Она меня не обманывала. Воспитательницы всегда суетились вокруг Пэта, когда я по утрам привозил его. Они были невероятно добры к нему, тем не менее, каждый раз с его лица сбегала краска, нижняя губа начинала дрожать, а огромные голубые глаза наполнялись слезами при мысли о том, что нас опять разлучат на целый день. Ну как еще они могли утешить его?

В конечном счете это была не их проблема, потому что, несмотря на всю свою доброту и заботу, они не могли заделать трещины, появившиеся в жизни этого ребенка.

Пэту не хотелось расставаться со мной, за исключением тех случаев, когда мы ехали к моим родителям, казалось, просто помешанным на веселье. Каждое утро при прощании у ворот «Кэнонбери Кабс» повторялась одна и та же драма. Потом я ехал домой и часами расхаживал взад-вперед по комнате, переживая, как он там без меня. А в детском саду бедняга Пэт в то же время изводил воспитательниц вопросами, когда ему можно будет вернуться домой, и заливал слезами свои картинки, нарисованные пальцами.
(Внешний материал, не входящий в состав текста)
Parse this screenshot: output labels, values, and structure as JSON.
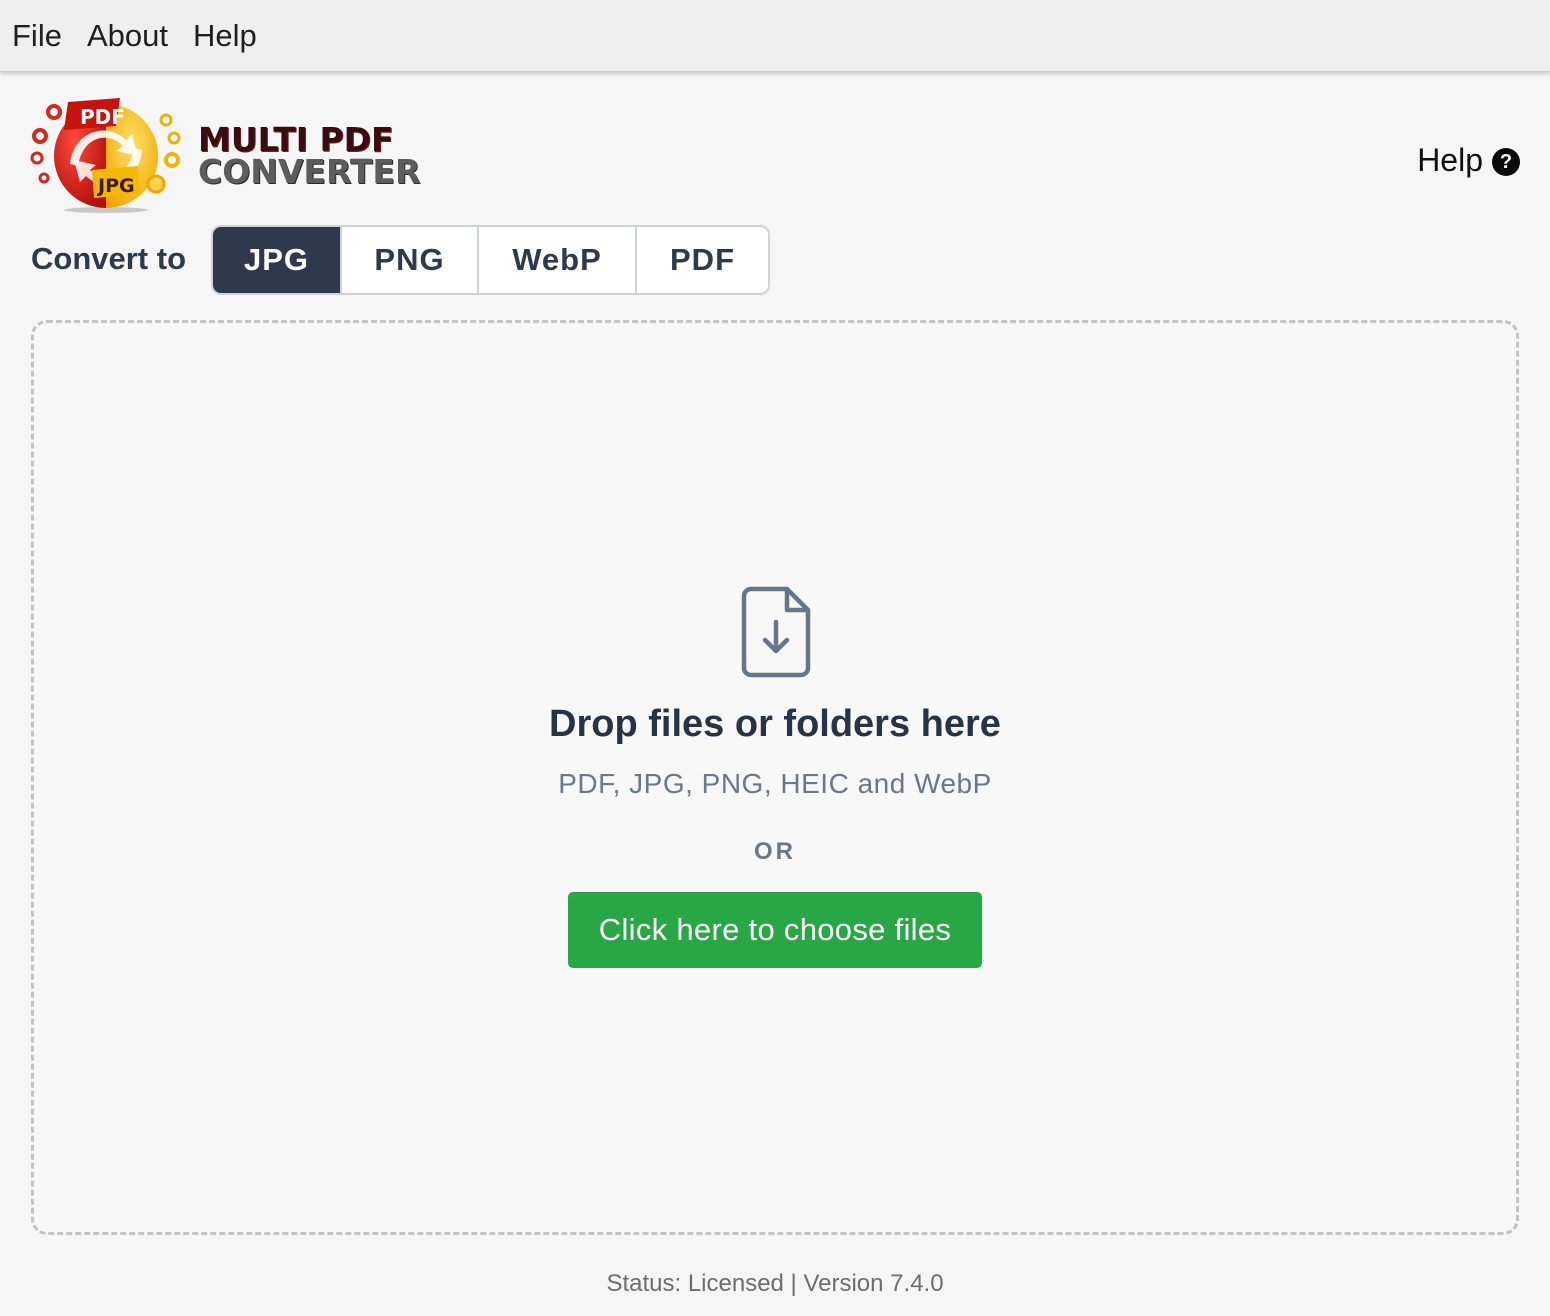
{
  "menubar": {
    "items": [
      "File",
      "About",
      "Help"
    ]
  },
  "header": {
    "logo_line1": "MULTI PDF",
    "logo_line2": "CONVERTER",
    "logo_badge_pdf": "PDF",
    "logo_badge_jpg": "JPG",
    "help_label": "Help",
    "help_icon_glyph": "?"
  },
  "convert": {
    "label": "Convert to",
    "formats": [
      "JPG",
      "PNG",
      "WebP",
      "PDF"
    ],
    "selected": "JPG"
  },
  "dropzone": {
    "icon": "file-download-icon",
    "title": "Drop files or folders here",
    "subtitle": "PDF, JPG, PNG, HEIC and WebP",
    "or_label": "OR",
    "choose_button": "Click here to choose files"
  },
  "footer": {
    "status": "Status: Licensed | Version 7.4.0"
  },
  "colors": {
    "selected_format_bg": "#2e3a4b",
    "choose_button_bg": "#28a745",
    "heading_text": "#263445",
    "muted_text": "#6a7889"
  }
}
Детский сад не помогал. Мне посоветовали поискать детского психолога, заверили, что время залечивает любые раны, и Пэт успешно вылетел из этого дошкольного учреждения.

Другие дети продолжали лепить игрушки из своих пластилиновых червяков, а я взял Пэта за руку и в последний раз вывел его из радужно-яркого подвала. Он сразу же развеселился. Он был слишком счастлив, чтобы чувствовать себя неудачником. Воспитательницы помахали нам руками, детишки вернулись к своим невинным занятиям.

А я почему-то представил себе, как мой сын, которого выгнали из детского сада, возвращается к воротам «Кэнонбери Кабс» спустя лет десять, глядит на него с недоброй усмешкой и продает детям наркотики.

* * *

Лучшей работы, казалось, нельзя было и придумать.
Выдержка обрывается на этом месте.